The same distinction between the right to recover profits of an established business and those of a new business venture is generally made. 17 C.J. 797; 25 C.J.S., Damages, § 42, p. 519.
In the case at bar plaintiff never had been engaged in the operation of cigar vending machines, although it had been engaged for a number of years in the tobacco business and in the operation of cigarette vending machines. Under the Weiss case, supra, the operation of cigar vending machines would constitute a "new business or venture" as distinguished from "one in actual operation", and accordingly, under the New Jersey law, loss of profits would not be an element of damages recoverable for breach of the contract.
Even if loss of prospective profits were recoverable under New Jersey law, I am of opinion that plaintiff's proofs have failed to establish what this loss would have been. Plaintiff's president produced a list of fifty locations from the operators of which its salesmen had allegedly procured verbal commitments to permit the installation of cigar vending machines. Plaintiff's president then offered, over the defendant's objection, opinion testimony, as an expert witness, as to the profits the cigar vending machines would have earned at these locations. He admitted, however, that he had no personal experience in the operation of cigar vending machines and that his opinion as to the number of cigars that would be sold was based upon what the operators of some fifteen or twenty stores had told him were their cigar sales from vending machines, and on the representations of the manufacturer of the machines.
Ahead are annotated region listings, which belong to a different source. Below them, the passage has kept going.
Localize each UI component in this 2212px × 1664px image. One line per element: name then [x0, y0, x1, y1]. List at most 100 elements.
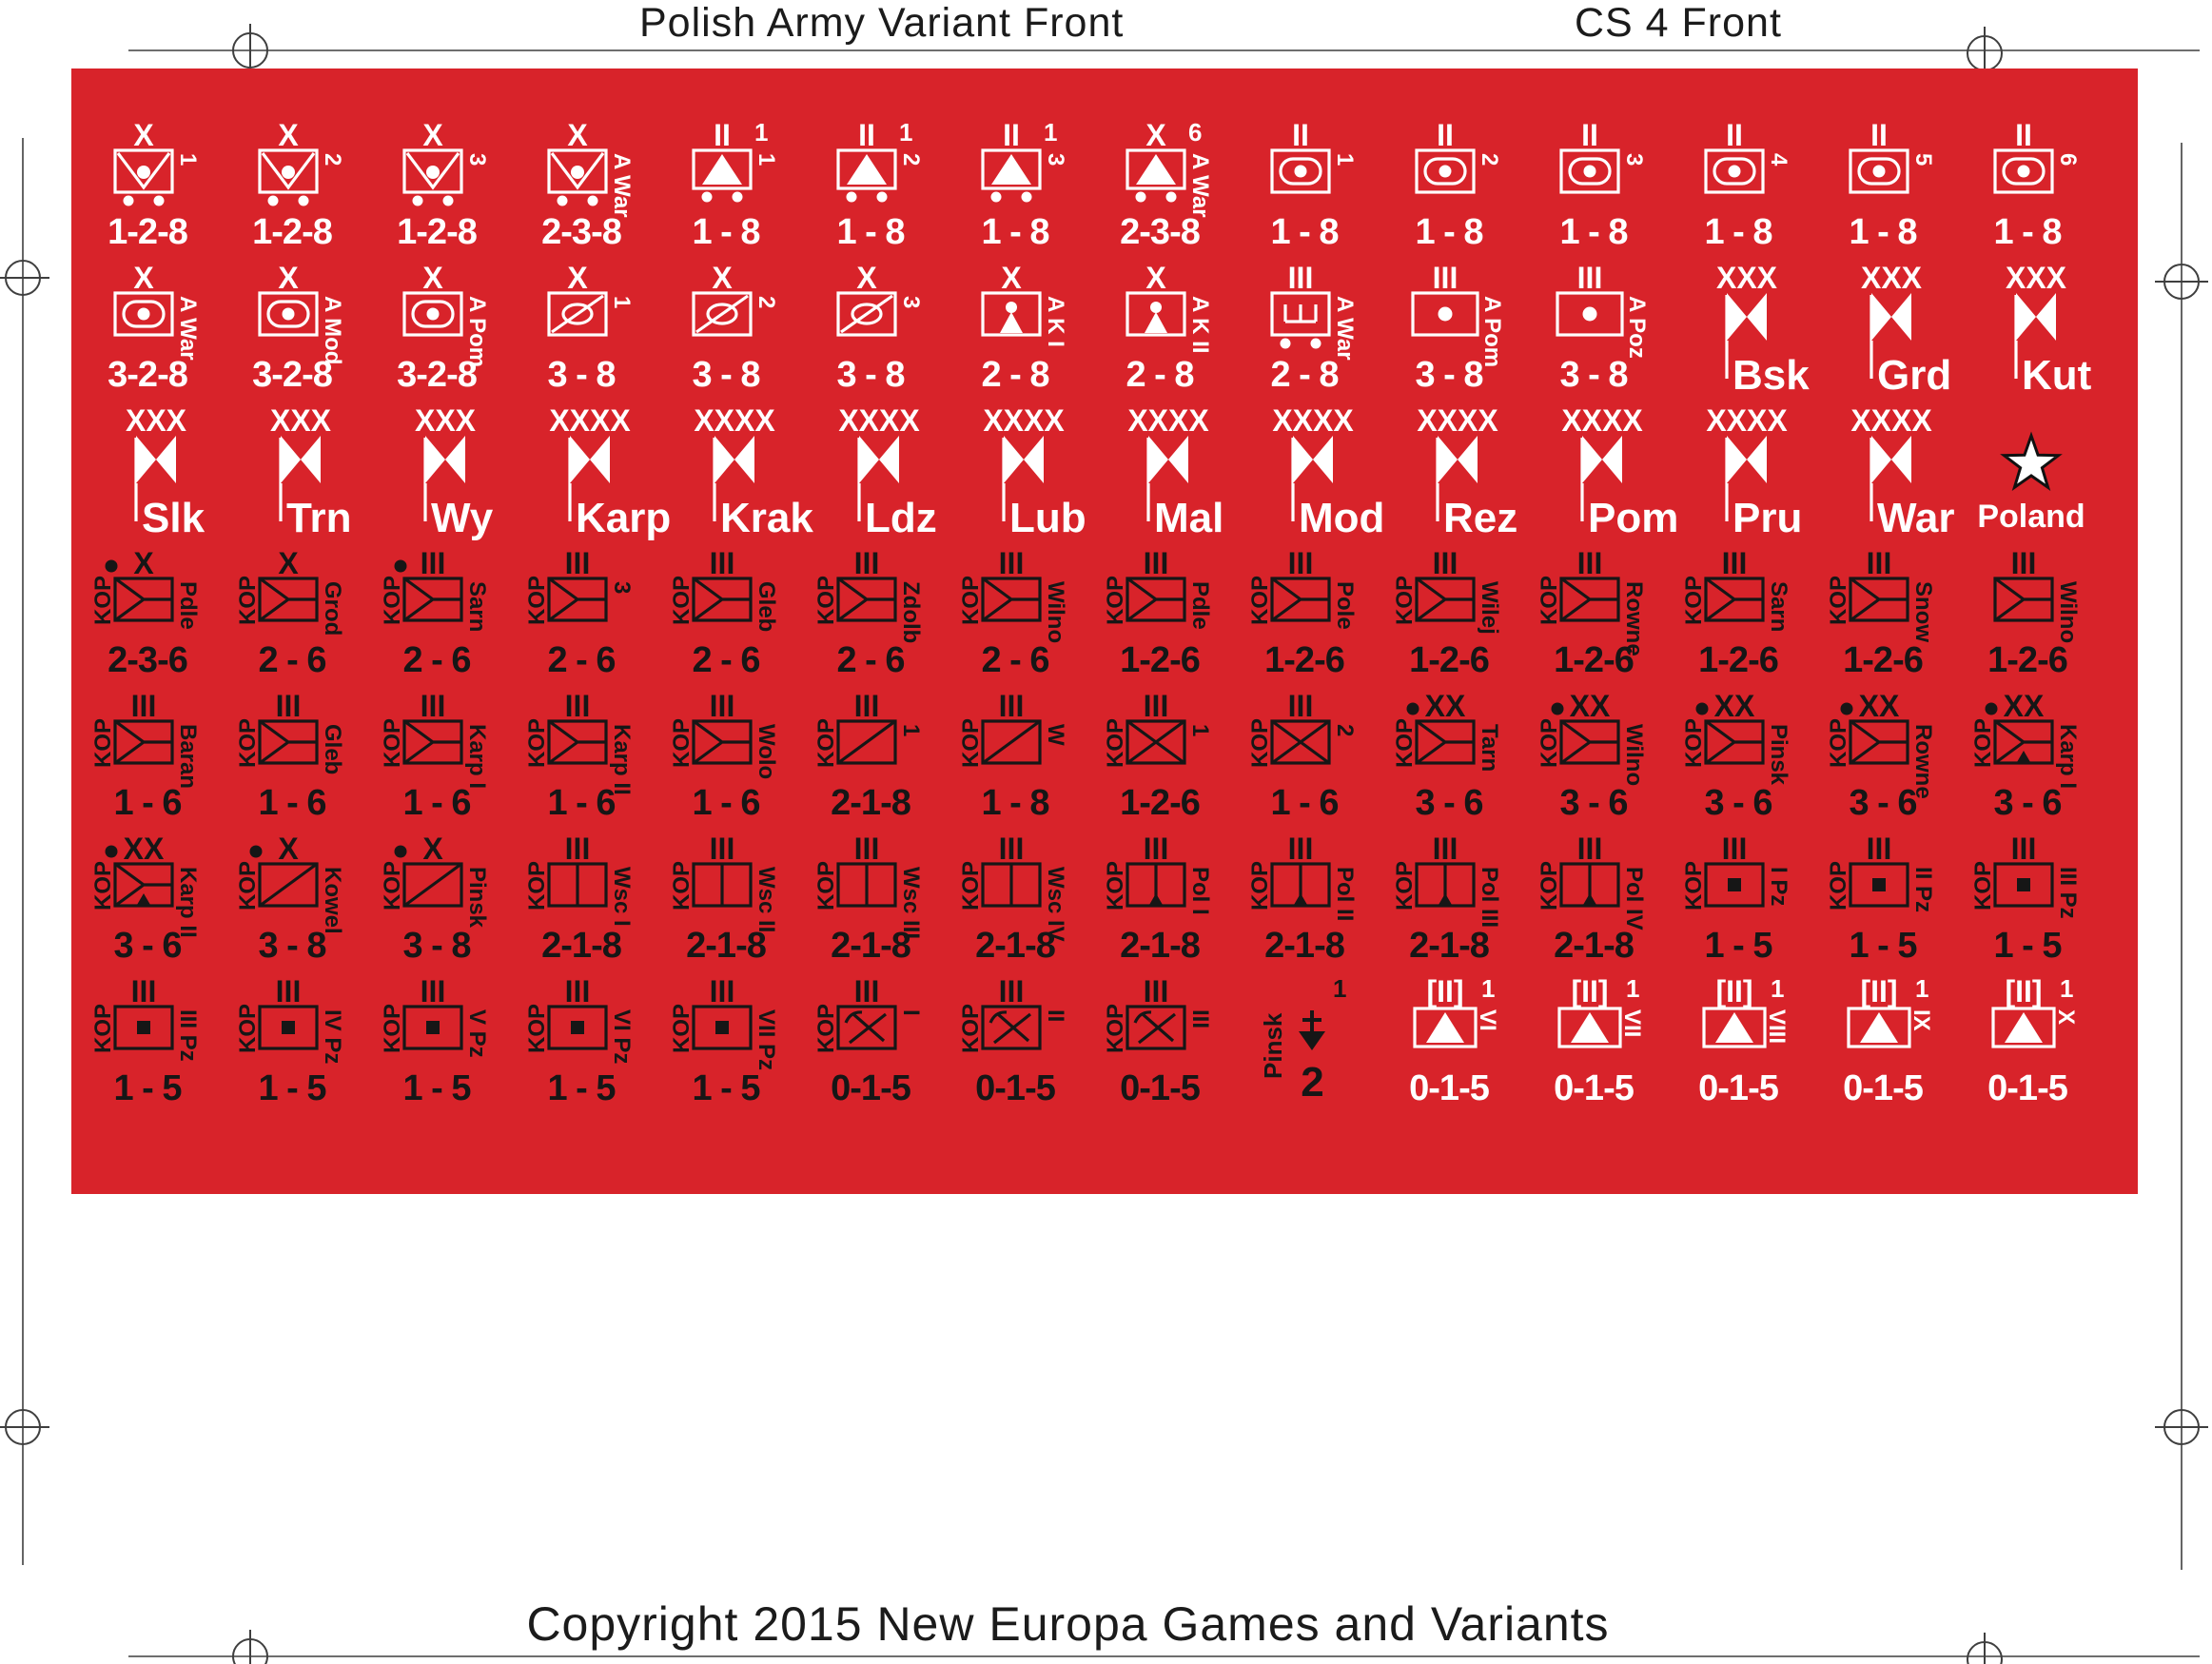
unit-symbol: [II] 1 VIII 0-1-5: [1698, 974, 1790, 1108]
combat-values: 0-1-5: [1698, 1068, 1779, 1108]
unit-symbol: III Karp II KOP 1 - 6: [524, 689, 635, 823]
unit-designation: Karp I: [2055, 724, 2081, 789]
kop-label: KOP: [1970, 718, 1996, 768]
combat-values: 1 - 8: [692, 212, 759, 252]
hq-flag-counter: XXXX Rez: [1380, 403, 1525, 550]
unit-symbol: X 2 1-2-8: [252, 118, 345, 252]
kop-label: KOP: [958, 861, 984, 910]
unit-symbol: III Wilej KOP 1-2-6: [1392, 546, 1502, 680]
unit-designation: Pole: [1332, 581, 1358, 630]
elite-dot: [105, 559, 118, 573]
combat-values: 1-2-6: [1843, 640, 1923, 680]
unit-designation: VIII: [1764, 1009, 1790, 1044]
hq-flag-counter: XXXX War: [1814, 403, 1959, 550]
unit-designation: 1: [754, 153, 779, 166]
size-indicator: XXXX: [983, 403, 1065, 438]
kop-label: KOP: [1103, 861, 1128, 910]
combat-values: 1 - 8: [1270, 212, 1338, 252]
combat-values: 2-3-8: [541, 212, 621, 252]
unit-designation: Wsc III: [898, 867, 924, 939]
unit-counter: X 2 1-2-8: [224, 118, 368, 264]
unit-counter: III Wilej KOP 1-2-6: [1380, 546, 1525, 693]
elite-dot: [394, 559, 407, 573]
unit-designation: Karp II: [175, 867, 201, 938]
kop-label: KOP: [380, 861, 405, 910]
combat-values: 3 - 8: [836, 355, 904, 395]
unit-symbol: XXXX War: [1850, 403, 1954, 541]
size-indicator: III: [710, 546, 735, 580]
hq-name: Kut: [2022, 352, 2092, 399]
unit-symbol: X A K II2 - 8: [1126, 261, 1213, 395]
size-indicator: XX: [1714, 689, 1755, 723]
size-indicator: III: [1144, 832, 1169, 866]
unit-designation: II: [1043, 1009, 1068, 1022]
combat-values: 1 - 5: [1704, 926, 1772, 966]
size-indicator: XXXX: [1850, 403, 1932, 438]
combat-values: 1-2-6: [1987, 640, 2067, 680]
unit-counter: III II Pz KOP 1 - 5: [1814, 832, 1959, 978]
hq-name: Ldz: [865, 495, 937, 541]
unit-counter: III III Pz KOP 1 - 5: [79, 974, 224, 1121]
size-indicator: XXXX: [549, 403, 631, 438]
size-indicator: X: [422, 261, 443, 295]
unit-counter: III III KOP 0-1-5: [1091, 974, 1236, 1121]
kop-label: KOP: [1681, 861, 1707, 910]
size-indicator: III: [999, 974, 1025, 1008]
unit-counter: X A K I 2 - 8: [947, 261, 1091, 407]
size-indicator: X: [1145, 118, 1166, 152]
combat-values: 2-1-8: [1264, 926, 1344, 966]
hq-flag-counter: XXXX Karp: [513, 403, 671, 550]
unit-counter: III VII Pz KOP 1 - 5: [657, 974, 802, 1121]
poland-marker: Poland: [1959, 407, 2104, 550]
size-indicator: II: [1437, 118, 1454, 152]
unit-designation: 1: [1187, 724, 1213, 736]
size-indicator: III: [1577, 546, 1603, 580]
hq-name: Trn: [286, 495, 351, 541]
kop-label: KOP: [1247, 718, 1273, 768]
size-indicator: XXXX: [1272, 403, 1354, 438]
combat-values: 3-2-8: [108, 355, 187, 395]
unit-designation: A War: [609, 153, 635, 218]
combat-values: 0-1-5: [1409, 1068, 1490, 1108]
unit-designation: Grod: [320, 581, 345, 636]
kop-label: KOP: [669, 718, 695, 768]
unit-symbol: II 1 1 - 8: [1270, 118, 1358, 252]
size-indicator: II: [1292, 118, 1309, 152]
size-indicator: II: [714, 118, 731, 152]
unit-designation: X: [2053, 1009, 2079, 1025]
unit-designation: Wilej: [1477, 581, 1502, 635]
combat-values: 1 - 5: [1849, 926, 1917, 966]
unit-counter: III Gleb KOP 2 - 6: [657, 546, 802, 693]
unit-counter: III V Pz KOP 1 - 5: [368, 974, 513, 1121]
size-indicator: XXX: [2006, 261, 2067, 295]
unit-counter: III A Pom 3 - 8: [1380, 261, 1525, 407]
unit-designation: Tarn: [1477, 724, 1502, 772]
country-name: Poland: [1977, 499, 2085, 535]
unit-counter: III Pol II KOP 2-1-8: [1236, 832, 1380, 978]
unit-counter: II 4 1 - 8: [1670, 118, 1814, 264]
combat-values: 1 - 5: [1993, 926, 2062, 966]
unit-symbol: X Kowel KOP 3 - 8: [235, 832, 345, 966]
unit-symbol: II 1 1 1 - 8: [692, 118, 779, 252]
hq-flag-counter: XXX Slk: [79, 403, 224, 550]
kop-label: KOP: [90, 1004, 116, 1053]
unit-symbol: III Pol IV KOP 2-1-8: [1537, 832, 1647, 966]
size-indicator: III: [565, 689, 591, 723]
size-indicator: X: [712, 261, 733, 295]
hq-name: Karp: [576, 495, 671, 541]
unit-symbol: III Pol II KOP 2-1-8: [1247, 832, 1358, 966]
hq-flag-counter: XXXX Lub: [947, 403, 1091, 550]
combat-values: 3 - 6: [1559, 783, 1627, 823]
size-indicator: III: [565, 546, 591, 580]
unit-designation: I Pz: [1766, 867, 1791, 906]
elite-dot: [1840, 702, 1853, 715]
kop-label: KOP: [1103, 1004, 1128, 1053]
size-indicator: III: [1722, 832, 1748, 866]
combat-values: 2-1-8: [975, 926, 1055, 966]
size-indicator: II: [858, 118, 875, 152]
unit-symbol: XXXX Lub: [983, 403, 1086, 541]
combat-values: 2: [1301, 1059, 1322, 1106]
unit-symbol: III Zdolb KOP 2 - 6: [813, 546, 924, 680]
unit-counter: XX Tarn KOP 3 - 6: [1380, 689, 1525, 835]
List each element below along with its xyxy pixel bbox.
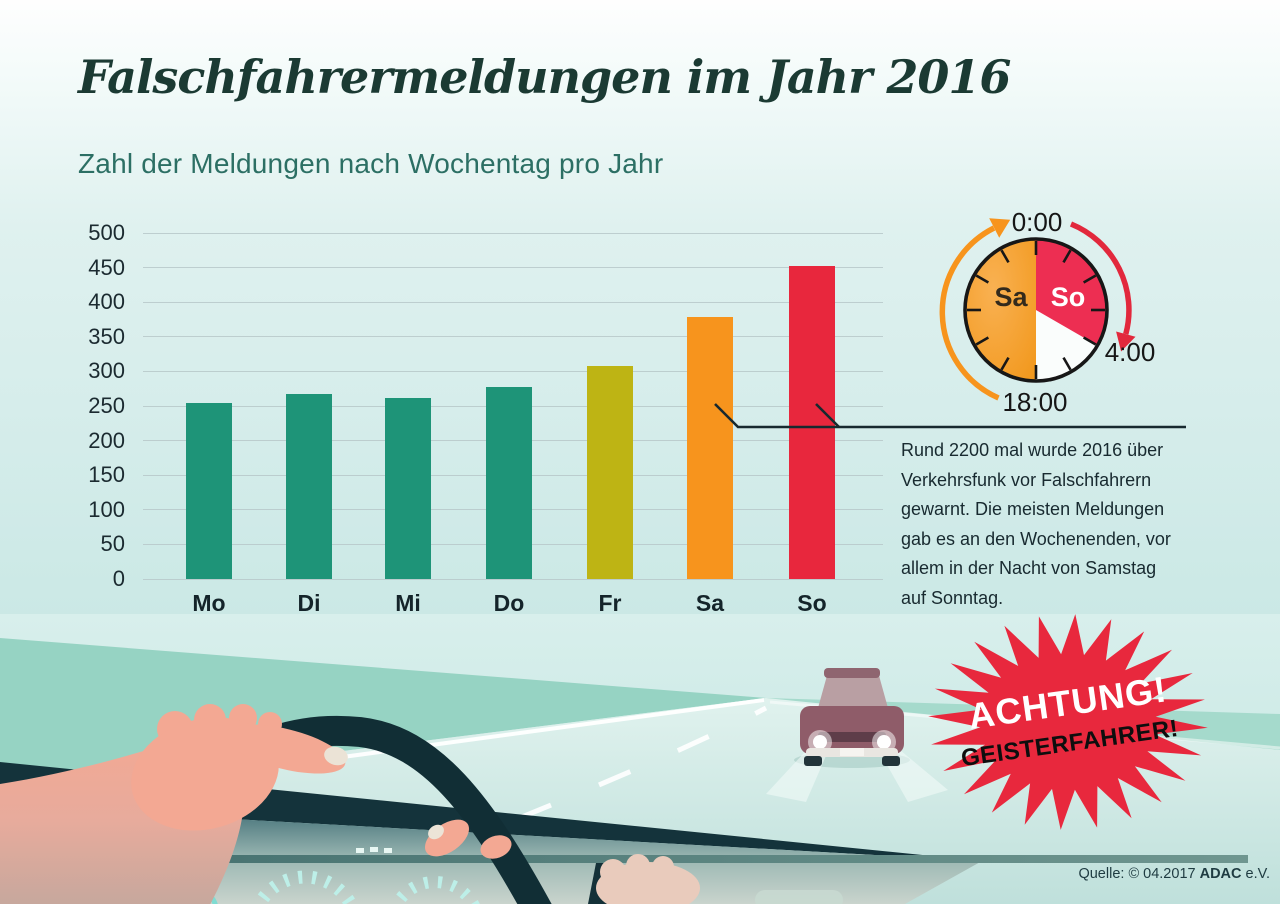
x-tick-label-mo: Mo bbox=[192, 590, 226, 616]
source-suffix: e.V. bbox=[1241, 866, 1270, 882]
car-wheel-left bbox=[804, 756, 822, 766]
y-tick-label-300: 300 bbox=[88, 358, 125, 384]
gauge-dash bbox=[356, 848, 364, 853]
source-prefix: Quelle: © 04.2017 bbox=[1078, 866, 1200, 882]
car-license-plate bbox=[840, 748, 864, 756]
bar-di bbox=[286, 393, 332, 579]
car-grille bbox=[818, 732, 886, 742]
clock-ticks bbox=[967, 241, 1105, 379]
y-tick-label-100: 100 bbox=[88, 496, 125, 522]
annotation-line: allem in der Nacht von Samstag bbox=[901, 558, 1157, 578]
right-hand-palm bbox=[596, 862, 700, 904]
y-tick-label-400: 400 bbox=[88, 289, 125, 315]
gridline-0 bbox=[143, 578, 883, 580]
gridline-300 bbox=[143, 370, 883, 372]
clock-time-midnight: 0:00 bbox=[1012, 207, 1063, 237]
y-tick-label-0: 0 bbox=[112, 566, 125, 591]
source-credit: Quelle: © 04.2017 ADAC e.V. bbox=[950, 866, 1270, 882]
clock-time-4am: 4:00 bbox=[1105, 337, 1156, 367]
bar-mo bbox=[186, 402, 232, 579]
clock-tick bbox=[1082, 274, 1097, 284]
y-tick-label-450: 450 bbox=[88, 254, 125, 280]
clock-tick bbox=[975, 336, 990, 346]
car-cabin bbox=[818, 672, 888, 708]
x-tick-label-do: Do bbox=[493, 590, 525, 616]
warning-starburst: ACHTUNG! GEISTERFAHRER! bbox=[928, 614, 1208, 830]
clock-tick bbox=[1062, 356, 1072, 371]
weekend-clock-illustration: Sa So 0:00 4:00 18:00 bbox=[939, 207, 1156, 417]
x-tick-label-mi: Mi bbox=[395, 590, 421, 616]
car-wheel-right bbox=[882, 756, 900, 766]
right-hand bbox=[425, 819, 700, 904]
clock-tick bbox=[1082, 336, 1097, 346]
y-tick-label-500: 500 bbox=[88, 220, 125, 245]
right-thumb-nail bbox=[428, 824, 444, 840]
annotation-line: gewarnt. Die meisten Meldungen bbox=[901, 499, 1165, 519]
bar-so bbox=[789, 266, 835, 579]
red-arrow-head bbox=[1116, 331, 1136, 352]
orange-arrow-arc bbox=[939, 225, 1000, 401]
x-tick-label-so: So bbox=[797, 590, 827, 616]
annotation-line: Verkehrsfunk vor Falschfahrern bbox=[901, 469, 1152, 490]
car-roof bbox=[824, 668, 880, 678]
gridline-450 bbox=[143, 267, 883, 269]
clock-tick bbox=[1000, 356, 1010, 371]
left-index-finger bbox=[224, 724, 346, 774]
left-finger-nail bbox=[324, 746, 348, 766]
red-arrow-arc bbox=[1069, 221, 1132, 335]
headlight-right bbox=[877, 735, 891, 749]
y-tick-label-50: 50 bbox=[100, 531, 125, 557]
gauge-dash bbox=[370, 847, 378, 852]
y-tick-label-350: 350 bbox=[88, 323, 125, 349]
right-finger bbox=[480, 835, 512, 859]
clock-label-so: So bbox=[1051, 282, 1086, 312]
bar-chart: 0 50 100 150 200 250 300 350 400 450 500 Mo Di Mi Do Fr… bbox=[88, 221, 883, 616]
page-title: Falschfahrermeldungen im Jahr 2016 bbox=[78, 50, 1011, 104]
gridline-350 bbox=[143, 336, 883, 338]
chart-subtitle: Zahl der Meldungen nach Wochentag pro Ja… bbox=[78, 148, 664, 179]
clock-label-sa: Sa bbox=[994, 282, 1028, 312]
bar-mi bbox=[385, 397, 431, 579]
source-org: ADAC bbox=[1199, 866, 1242, 882]
x-tick-label-di: Di bbox=[297, 590, 321, 616]
clock-tick bbox=[975, 274, 990, 284]
y-tick-label-250: 250 bbox=[88, 393, 125, 418]
clock-time-6pm: 18:00 bbox=[1002, 387, 1067, 417]
annotation-line: Rund 2200 mal wurde 2016 über bbox=[901, 440, 1164, 460]
x-tick-label-fr: Fr bbox=[598, 590, 622, 616]
gauge-dash bbox=[384, 848, 392, 853]
y-tick-label-200: 200 bbox=[88, 427, 125, 453]
clock-segment-saturday bbox=[965, 239, 1036, 381]
bar-sa bbox=[687, 317, 733, 579]
left-hand-and-arm bbox=[0, 704, 348, 904]
starburst-shape bbox=[928, 614, 1208, 830]
orange-arrow-head bbox=[989, 218, 1011, 238]
bar-do bbox=[486, 386, 532, 579]
clock-outline bbox=[963, 237, 1109, 383]
y-tick-label-150: 150 bbox=[88, 462, 125, 488]
clock-tick bbox=[1062, 249, 1072, 264]
gridline-500 bbox=[143, 232, 883, 234]
headlight-left bbox=[813, 735, 827, 749]
oncoming-car bbox=[766, 668, 948, 802]
annotation-line: gab es an den Wochenenden, vor bbox=[901, 528, 1171, 549]
gridline-400 bbox=[143, 301, 883, 303]
dashboard-vent bbox=[755, 890, 843, 904]
bar-fr bbox=[587, 365, 633, 579]
clock-tick bbox=[1000, 249, 1010, 264]
x-tick-label-sa: Sa bbox=[695, 590, 725, 616]
annotation-line: auf Sonntag. bbox=[901, 587, 1004, 608]
annotation-text: Rund 2200 mal wurde 2016 über Verkehrsfu… bbox=[901, 436, 1171, 613]
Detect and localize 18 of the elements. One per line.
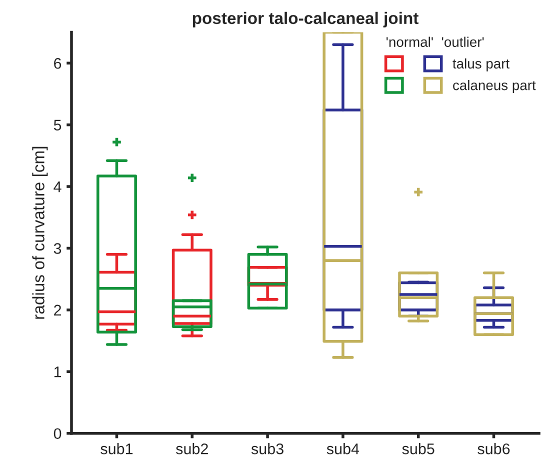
- chart-title: posterior talo-calcaneal joint: [192, 12, 419, 28]
- x-tick-label: sub3: [251, 443, 284, 454]
- y-tick-label: 5: [54, 120, 62, 131]
- y-tick-label: 6: [54, 58, 62, 69]
- x-tick-label: sub6: [478, 443, 510, 454]
- y-tick-label: 0: [54, 428, 62, 440]
- legend-label: calaneus part: [453, 80, 536, 93]
- y-tick-label: 2: [54, 304, 62, 316]
- y-tick-label: 3: [54, 243, 62, 254]
- x-tick-label: sub4: [326, 443, 360, 454]
- y-tick-label: 1: [54, 366, 62, 378]
- x-tick-label: sub2: [176, 443, 208, 454]
- x-tick-label: sub5: [402, 443, 434, 454]
- y-axis-title: radius of curvature [cm]: [32, 146, 48, 319]
- y-tick-label: 4: [54, 182, 62, 192]
- x-tick-label: sub1: [100, 443, 133, 454]
- legend-title: 'normal' 'outlier': [386, 36, 484, 47]
- legend-label: talus part: [452, 58, 510, 72]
In the light of this admission, his testimony as to the prospective earnings of the machines at the locations for which they were intended can hardly be considered expert testimony and admissible as such as an exception to the hearsay rule.
I make the following conclusions of law:
1. The alleged contract on which this action has been brought called for delivery of the machines f.o.b. Newark, New Jersey, and hence the place of performance of defendant's promise was New Jersey.
2. The law of the place of performance of a party's obligation under a contract governs the right to recover damages and the measure of recoverable damages for his failure to perform.
3. Under New Jersey law, loss of prospective profits in a new business or venture is not an element of damages recoverable upon breach of contract.
4. Under New Jersey law, the operation of cigar vending machines by plaintiff was a new business or venture within the meaning of this rule.
5. Plaintiff has failed to show by competent evidence the amount of profits it would have made from the operation of the cigar vending machines it ordered from the defendant.
6. Judgment is hereby entered for the defendant.